Она откинулась на спинку стула. Видимо, теперь я должен был продемонстрировать свою сообразительность. Не могу сказать, что я любитель таких игр.
- Сдаетесь что ли? Это же так просто!
- Похоже, сегодня не мой день.
- Как-то вы легко отступаете. Что ж мне теперь – самой вскрываться?
Вздох у нее получился очень выразительный. Такой, что я действительно пожалел о своей тупости.
- Вы только никому не рассказывайте. Я тоже из Питера. В Москву пару лет назад перебралась. Замуж вышла и переехала. Лимита, одним словом.
Только тут я обратил внимание на обручальное кольцо. Осёл.
- И где же он?
- Кто?
- Ваш муж.
- Муж объелся груш… Такая банальность.
Она с недовольным видом поковыряла вилкой в тарелке.
- Миша, в общем-то, хороший. Вы не подумайте ничего такого... Но слишком любит выпить. А тут, - девушка мотнула головой в сторону бара, - а тут такой соблазн с утра до вечера. Халява.
Последнее слово она произнесла с подчеркнутым отвращением.
- А ваша где?
- Моя?
- Ну, супруга ваша, где сейчас пропадает? Почему не пошла ужинать?
Я посмотрел на собственное обручальное кольцо.
- Даже не представляю, чем она сейчас занимается. Она в Питере осталась.
- О как! Неужели не ревнует?
- Когда вернусь – выясню.
- Значит, оба мы предоставлены сами себе.
- В какой-то степени.
- Что ж… будем знакомиться. Я - Вероника. И давай уже перейдем на «ты».

Халява заканчивалась по расписанию – ровно в десять часов вечера. До этого момента мы с Вероникой решительно отвергли соблазны бесплатного бара. Чтобы не уподобляться основной отдыхающей биомассе. «Это и есть, кстати, проявление нашего питерского снобизма», - заметила Вероника. Я откровенно признался, что не выношу подачек. И вообще: мне наплевать, как это называется, я же, в конце концов, не с голодного острова сюда прилетел, я могу и заплатить за свои удовольствия. «Вот-вот», - туманно отозвалась Вероника, то ли соглашаясь с моим последним утверждением, то ли утверждаясь в собственной правоте.
- А ты зачем сюда приехал?
Я отпил из стакана.
- Что значит «зачем»? Как и все – отдохнуть.
- Отдых – понятие растяжимое, - наставительно заметила Вероника. – Кому-то нужно тупо валяться на пляже, пожариться на солнце, а кто-то мечтает сбежать подальше от семьи. Прелюбодеяние, праздность, лень, чревоугодие и все такое. Ну, ты понимаешь, наверное.
- Я не из таких.
- Ты про которых? – она хитро прищурилась.
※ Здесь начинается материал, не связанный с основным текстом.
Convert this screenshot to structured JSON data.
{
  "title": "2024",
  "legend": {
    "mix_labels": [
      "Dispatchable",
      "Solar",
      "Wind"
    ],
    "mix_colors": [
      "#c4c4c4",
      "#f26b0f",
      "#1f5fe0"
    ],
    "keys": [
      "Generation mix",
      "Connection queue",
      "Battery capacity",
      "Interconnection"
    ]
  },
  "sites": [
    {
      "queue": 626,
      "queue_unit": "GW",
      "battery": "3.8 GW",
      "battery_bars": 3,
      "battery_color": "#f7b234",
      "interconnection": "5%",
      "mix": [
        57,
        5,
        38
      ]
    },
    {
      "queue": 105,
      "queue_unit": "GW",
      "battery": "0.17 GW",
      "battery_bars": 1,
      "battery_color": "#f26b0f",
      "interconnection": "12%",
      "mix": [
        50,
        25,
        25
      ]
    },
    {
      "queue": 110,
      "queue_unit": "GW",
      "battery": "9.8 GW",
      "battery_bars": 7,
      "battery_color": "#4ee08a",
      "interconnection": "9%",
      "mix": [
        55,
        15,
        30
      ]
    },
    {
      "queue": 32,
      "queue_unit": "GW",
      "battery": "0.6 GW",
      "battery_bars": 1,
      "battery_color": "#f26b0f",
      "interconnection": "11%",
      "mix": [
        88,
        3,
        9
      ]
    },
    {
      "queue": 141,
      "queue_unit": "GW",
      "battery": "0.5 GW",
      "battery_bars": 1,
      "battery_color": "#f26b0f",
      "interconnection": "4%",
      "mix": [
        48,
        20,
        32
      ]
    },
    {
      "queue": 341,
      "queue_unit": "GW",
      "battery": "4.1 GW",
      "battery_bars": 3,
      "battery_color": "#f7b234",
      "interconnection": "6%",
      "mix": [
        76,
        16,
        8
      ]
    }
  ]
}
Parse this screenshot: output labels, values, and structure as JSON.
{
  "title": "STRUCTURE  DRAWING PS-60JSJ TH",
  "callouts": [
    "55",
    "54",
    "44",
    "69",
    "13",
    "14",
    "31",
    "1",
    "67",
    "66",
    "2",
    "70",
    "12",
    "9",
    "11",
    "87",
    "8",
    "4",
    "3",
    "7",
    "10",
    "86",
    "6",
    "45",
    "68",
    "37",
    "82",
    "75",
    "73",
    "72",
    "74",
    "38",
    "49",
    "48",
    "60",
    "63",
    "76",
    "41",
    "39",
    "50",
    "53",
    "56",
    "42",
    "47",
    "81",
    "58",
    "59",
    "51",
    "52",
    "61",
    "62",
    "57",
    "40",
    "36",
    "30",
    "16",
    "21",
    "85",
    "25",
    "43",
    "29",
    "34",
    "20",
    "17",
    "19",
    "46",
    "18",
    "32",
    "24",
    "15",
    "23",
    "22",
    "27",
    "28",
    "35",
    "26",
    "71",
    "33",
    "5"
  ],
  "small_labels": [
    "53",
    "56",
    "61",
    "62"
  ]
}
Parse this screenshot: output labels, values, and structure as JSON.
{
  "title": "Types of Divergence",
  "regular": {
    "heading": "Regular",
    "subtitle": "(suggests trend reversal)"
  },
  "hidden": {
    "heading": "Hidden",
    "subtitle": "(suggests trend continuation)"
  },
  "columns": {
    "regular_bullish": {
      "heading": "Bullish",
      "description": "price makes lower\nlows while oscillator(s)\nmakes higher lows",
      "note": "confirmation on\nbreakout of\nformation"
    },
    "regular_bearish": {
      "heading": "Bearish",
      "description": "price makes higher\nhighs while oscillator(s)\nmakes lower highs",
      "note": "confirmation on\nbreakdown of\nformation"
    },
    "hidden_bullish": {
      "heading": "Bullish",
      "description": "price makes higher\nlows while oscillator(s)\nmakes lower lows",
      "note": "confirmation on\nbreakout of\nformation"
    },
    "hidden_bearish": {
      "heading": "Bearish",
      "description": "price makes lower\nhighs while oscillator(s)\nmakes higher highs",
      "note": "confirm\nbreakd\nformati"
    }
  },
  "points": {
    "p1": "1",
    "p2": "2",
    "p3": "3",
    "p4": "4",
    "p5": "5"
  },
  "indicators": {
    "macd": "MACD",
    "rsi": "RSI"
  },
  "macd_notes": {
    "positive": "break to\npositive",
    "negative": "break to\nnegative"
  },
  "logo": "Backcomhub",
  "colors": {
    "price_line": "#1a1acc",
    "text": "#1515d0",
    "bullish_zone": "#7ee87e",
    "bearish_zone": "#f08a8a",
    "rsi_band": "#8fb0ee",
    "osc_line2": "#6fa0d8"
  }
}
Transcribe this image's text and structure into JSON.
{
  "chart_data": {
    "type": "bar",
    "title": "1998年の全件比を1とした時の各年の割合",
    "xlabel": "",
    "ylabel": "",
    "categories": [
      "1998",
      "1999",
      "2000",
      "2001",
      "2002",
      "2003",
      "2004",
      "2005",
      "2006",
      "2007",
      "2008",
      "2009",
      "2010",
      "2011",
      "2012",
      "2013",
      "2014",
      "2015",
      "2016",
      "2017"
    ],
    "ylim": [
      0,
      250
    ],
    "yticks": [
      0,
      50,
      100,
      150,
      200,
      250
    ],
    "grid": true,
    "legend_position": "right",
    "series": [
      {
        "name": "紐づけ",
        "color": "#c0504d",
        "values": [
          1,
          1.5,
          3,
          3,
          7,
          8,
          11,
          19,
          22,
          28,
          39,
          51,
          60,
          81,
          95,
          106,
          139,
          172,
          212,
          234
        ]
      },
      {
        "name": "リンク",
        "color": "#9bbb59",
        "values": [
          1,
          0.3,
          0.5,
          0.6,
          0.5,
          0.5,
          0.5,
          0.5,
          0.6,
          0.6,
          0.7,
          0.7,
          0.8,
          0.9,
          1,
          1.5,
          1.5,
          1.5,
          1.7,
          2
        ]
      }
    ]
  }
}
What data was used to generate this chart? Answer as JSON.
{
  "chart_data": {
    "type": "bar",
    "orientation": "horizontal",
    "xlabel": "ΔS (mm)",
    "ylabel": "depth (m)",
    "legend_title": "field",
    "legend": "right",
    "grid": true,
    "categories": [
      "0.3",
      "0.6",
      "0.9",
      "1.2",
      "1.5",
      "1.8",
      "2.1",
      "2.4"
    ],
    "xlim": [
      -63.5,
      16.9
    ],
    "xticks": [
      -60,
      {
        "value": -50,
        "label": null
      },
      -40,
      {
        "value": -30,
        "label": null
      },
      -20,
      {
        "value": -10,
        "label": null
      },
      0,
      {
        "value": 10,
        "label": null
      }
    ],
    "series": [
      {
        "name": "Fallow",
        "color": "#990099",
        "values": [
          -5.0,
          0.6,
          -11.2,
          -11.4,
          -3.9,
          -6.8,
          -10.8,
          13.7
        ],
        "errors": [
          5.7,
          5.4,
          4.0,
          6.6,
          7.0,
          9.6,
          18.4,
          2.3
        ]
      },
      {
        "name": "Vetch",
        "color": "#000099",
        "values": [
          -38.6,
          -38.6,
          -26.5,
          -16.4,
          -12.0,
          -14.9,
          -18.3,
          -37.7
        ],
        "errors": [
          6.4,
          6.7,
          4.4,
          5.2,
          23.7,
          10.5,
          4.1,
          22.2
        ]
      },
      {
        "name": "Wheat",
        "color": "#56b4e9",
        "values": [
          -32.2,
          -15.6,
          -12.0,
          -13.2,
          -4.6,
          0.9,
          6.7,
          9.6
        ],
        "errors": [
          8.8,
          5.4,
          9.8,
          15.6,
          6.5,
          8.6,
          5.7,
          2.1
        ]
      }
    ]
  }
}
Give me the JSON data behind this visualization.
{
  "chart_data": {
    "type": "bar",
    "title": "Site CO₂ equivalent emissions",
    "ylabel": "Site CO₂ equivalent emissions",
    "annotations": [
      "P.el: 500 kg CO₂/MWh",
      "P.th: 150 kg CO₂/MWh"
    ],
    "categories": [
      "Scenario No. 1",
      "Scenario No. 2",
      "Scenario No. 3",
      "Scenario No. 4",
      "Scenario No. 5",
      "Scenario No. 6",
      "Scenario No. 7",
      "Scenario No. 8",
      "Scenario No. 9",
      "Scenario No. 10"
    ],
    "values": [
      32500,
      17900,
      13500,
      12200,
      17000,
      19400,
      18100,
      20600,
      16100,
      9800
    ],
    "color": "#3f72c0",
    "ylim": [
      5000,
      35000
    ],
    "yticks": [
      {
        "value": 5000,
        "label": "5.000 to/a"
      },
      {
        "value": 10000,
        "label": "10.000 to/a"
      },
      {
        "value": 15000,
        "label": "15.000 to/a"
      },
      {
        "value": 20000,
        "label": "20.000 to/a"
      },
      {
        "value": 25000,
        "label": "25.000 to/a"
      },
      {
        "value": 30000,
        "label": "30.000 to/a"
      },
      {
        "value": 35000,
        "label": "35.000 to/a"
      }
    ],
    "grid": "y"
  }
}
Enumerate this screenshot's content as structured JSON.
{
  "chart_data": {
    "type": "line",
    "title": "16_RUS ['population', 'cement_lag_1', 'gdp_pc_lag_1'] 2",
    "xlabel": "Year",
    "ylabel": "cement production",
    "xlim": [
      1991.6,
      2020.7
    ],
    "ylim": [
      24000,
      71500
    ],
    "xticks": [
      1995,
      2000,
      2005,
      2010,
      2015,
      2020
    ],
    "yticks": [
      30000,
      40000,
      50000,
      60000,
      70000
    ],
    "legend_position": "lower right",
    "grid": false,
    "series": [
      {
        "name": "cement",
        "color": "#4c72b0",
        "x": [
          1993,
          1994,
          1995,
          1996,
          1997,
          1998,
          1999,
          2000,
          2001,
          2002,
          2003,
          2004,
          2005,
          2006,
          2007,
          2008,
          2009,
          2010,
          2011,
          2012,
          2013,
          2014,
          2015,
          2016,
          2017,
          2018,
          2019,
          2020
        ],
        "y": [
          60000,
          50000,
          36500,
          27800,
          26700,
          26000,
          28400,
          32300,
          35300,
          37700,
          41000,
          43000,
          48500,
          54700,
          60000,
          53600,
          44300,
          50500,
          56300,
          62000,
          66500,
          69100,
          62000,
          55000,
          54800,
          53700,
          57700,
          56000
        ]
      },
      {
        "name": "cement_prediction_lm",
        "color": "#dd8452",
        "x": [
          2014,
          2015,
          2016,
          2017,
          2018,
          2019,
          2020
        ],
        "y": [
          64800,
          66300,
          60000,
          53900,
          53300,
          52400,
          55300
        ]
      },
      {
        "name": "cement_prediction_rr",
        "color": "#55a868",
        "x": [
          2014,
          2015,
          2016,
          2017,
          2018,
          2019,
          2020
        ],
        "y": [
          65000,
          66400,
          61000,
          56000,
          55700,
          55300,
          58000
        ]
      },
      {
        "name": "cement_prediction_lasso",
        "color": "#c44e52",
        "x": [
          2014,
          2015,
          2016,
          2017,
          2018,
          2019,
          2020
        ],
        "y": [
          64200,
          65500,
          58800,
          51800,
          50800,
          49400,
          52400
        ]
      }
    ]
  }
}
- Про всех. В моем понимаю отдых – нечто иное.
- И что же?
Я снова отпил из стакана. Действительно – что?
- Ну… У меня назрел такой момент в жизни… Вернее, в карьере. Хотя какая на фиг карьера? В общем, знаешь, бывает такое ощущение, что топчешься на месте. Вот. Я и решил уехать подальше, чтобы взглянуть на свои проблемы с расстояния. Известно, что большое видится на расстоянии. Может, смогу понять, что мне делать дальше.
- Получается?
- Пока - не очень.
- Тогда закажи мне еще один коктейль и выпьем за успех в творческих поисках.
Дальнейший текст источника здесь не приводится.